Die entscheidende Frage ist, wie wir diese Ergebnisse interpretieren und ob für Menschen gemachte Tests überhaupt geeignet sind, die Fähigkeiten von Sprachmodellen objektiv zu bewerten. Zeigt ein Sprachmodell echte Intelligenz, indem es all diese Tests bestanden hat, oder hat es nur einen statistischen Trick angewendet, der erst durch die unzähligen Trainingsdaten möglich wurde? Wie ein stochastischer Papagei.
Einige Forscher widersprechen hier sehr deutlich. Sie verweisen dabei gerne auf die Emergenz dieser Systeme hin, also die Möglichkeit, neue Fähigkeiten aus sich selbst heraus zu entwickeln. Andere Wissenschaftler halten diese These von der selbstständigen und unkontrollierbaren Weiterentwicklung der Sprachmodelle nur für eine Folge der Vermenschlichung – Anthropomorphisierung –, die mehr durch den Wunsch – oder auch den Bias– der Forscher als durch konkret nachweisbare Fakten getrieben werden. Der Google-Forscher Blake Lemoine behauptete im Jahr 2022, die Google-KI LaMDA hätte ein eigenes Bewusstsein entwickelt und sei inzwischen auf dem geistigen Niveau eines etwa 7- bis 8-jährigen Kindes. Die Behauptung machte weltweit Schlagzeilen, der Informatiker verlor seinen Job bei Google. Aus meiner Sicht völlig zu Recht.
"Sprachmodelle können gut mit menschlicher Sprache umgehen ..."
Interessant ist aber, dass zum Beispiel GPT-4 bei akademischen Tests, die vor 2021 veröffentlicht wurden, 10 von 10 möglichen Punkten erreichte. Bei Tests, die nach 2021 veröffentlicht wurden, erreichte das Modell hingegen 0 von 10 Punkten. Warum? Da das Modell nur Daten enthält, die vor 2021 gesammelt worden sind, ist davon auszugehen, dass es die Antworten auf die Fragen schon aus seinen Trainingsdatensätzen kannte. Doch während man bei Menschen davon ausgeht, dass jemand, der in einem Test gut abschneidet, einen ähnlichen Test ebenfalls mit Bravour besteht, können Sprachmodelle schon nach kleinen Änderungen im Test statt Note Eins eine glatte Sechs erhalten.
"... verstehen aber nichts von der Welt"
Aus der bisherigen Erfahrung zeigt sich: Die Problemstellungen, bei denen Sprachmodelle fast immer schlechte Ergebnisse liefern, sind in der Regel Fragen, die ein Verständnis der tatsächlichen Welt voraussetzen, wie die Grundlagen der Physik, der Logik oder grundlegende soziale Interaktionen. Alles Fragen, die oftmals schon kleine Kinder in der Grundschule korrekt beantworten können. Wer nun mit anekdotischen Beispielen von Logikrätseln argumentiert, die "sein" ChatBot angeblich vorbildlich lösen kann, sollte dann auch nachweisen können, dass genau dieses Rätsel nicht doch in den Trainingsdaten enthalten war. Denn dann ist es genau wie bei uns Menschen: Haben wir den Lösungsweg einmal kapiert, haben wir keinerlei Schwierigkeiten, diese Rätsel auch weitere Male zu lösen. Manchmal bringt uns dies, völlig unverdient, eine Menge Respekt für unsere Fähigkeit, logisch zu denken, ein.

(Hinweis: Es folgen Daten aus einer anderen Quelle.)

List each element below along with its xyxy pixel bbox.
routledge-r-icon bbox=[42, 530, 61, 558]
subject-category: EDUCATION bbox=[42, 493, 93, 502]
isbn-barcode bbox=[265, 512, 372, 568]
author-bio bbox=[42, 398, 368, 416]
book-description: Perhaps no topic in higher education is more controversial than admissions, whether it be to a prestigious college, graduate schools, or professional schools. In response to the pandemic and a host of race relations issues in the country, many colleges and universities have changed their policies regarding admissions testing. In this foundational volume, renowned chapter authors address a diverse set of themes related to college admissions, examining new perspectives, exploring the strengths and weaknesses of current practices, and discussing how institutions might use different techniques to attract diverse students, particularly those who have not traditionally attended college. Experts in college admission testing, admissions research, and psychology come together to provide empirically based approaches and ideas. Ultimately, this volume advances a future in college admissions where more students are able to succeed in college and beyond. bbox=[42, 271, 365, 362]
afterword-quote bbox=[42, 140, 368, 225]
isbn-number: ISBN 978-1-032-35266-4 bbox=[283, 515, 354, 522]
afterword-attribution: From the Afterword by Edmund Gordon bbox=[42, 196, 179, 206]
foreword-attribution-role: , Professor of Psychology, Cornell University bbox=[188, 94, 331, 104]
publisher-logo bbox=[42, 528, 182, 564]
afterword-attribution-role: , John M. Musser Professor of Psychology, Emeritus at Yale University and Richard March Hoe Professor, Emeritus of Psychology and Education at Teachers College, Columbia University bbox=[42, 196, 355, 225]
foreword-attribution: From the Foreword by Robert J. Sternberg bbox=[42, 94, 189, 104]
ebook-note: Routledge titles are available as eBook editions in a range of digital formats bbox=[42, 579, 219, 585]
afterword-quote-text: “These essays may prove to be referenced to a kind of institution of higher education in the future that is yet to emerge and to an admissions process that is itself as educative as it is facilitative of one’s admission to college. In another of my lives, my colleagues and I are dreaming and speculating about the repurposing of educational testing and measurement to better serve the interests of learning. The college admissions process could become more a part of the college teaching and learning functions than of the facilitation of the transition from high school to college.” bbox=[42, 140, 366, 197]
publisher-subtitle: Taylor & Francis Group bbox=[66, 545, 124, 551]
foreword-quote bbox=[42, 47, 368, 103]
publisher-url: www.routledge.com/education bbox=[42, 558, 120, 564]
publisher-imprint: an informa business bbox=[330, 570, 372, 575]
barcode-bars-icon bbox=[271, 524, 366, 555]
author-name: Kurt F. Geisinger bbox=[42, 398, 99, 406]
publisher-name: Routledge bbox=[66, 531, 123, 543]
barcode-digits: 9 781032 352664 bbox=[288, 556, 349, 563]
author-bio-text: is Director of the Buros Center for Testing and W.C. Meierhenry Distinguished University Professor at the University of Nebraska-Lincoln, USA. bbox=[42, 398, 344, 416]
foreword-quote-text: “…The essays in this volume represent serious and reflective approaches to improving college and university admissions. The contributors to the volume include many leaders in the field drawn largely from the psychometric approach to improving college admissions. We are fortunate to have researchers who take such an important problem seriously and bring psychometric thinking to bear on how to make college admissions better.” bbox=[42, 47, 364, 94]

Wie können wir also mit einer Maschine umgehen, die zwar – vielleicht – die Anwaltsprüfung besteht, aber ganz sicher in der Grundschule durchfällt? Sprachmodelle erwecken gerne die Illusion, dass sie über größere Fähigkeiten verfügen, als wirklich vorhanden sind. Das ist ihr Designprinzip – sie können gut mit menschlicher Sprache umgehen, verstehen aber nichts von der Welt. Wir können diese Ursache für Fehler in Sprachmodellen derzeit auch nicht einfach "wegskalieren" oder "wegentwickeln" – und müssen diese daher in potenziellen Anwendungen immer mit einkalkulieren.
Koinzidenz ist eben nicht immer auch Kausalität. Das ist das Kernproblem. Glaube also keine Statistik, die du nicht wirklich verstehst, nutze die Chancen, aber bleibe immer skeptisch – dann ist auch dein Job trotz KI weiter sicher.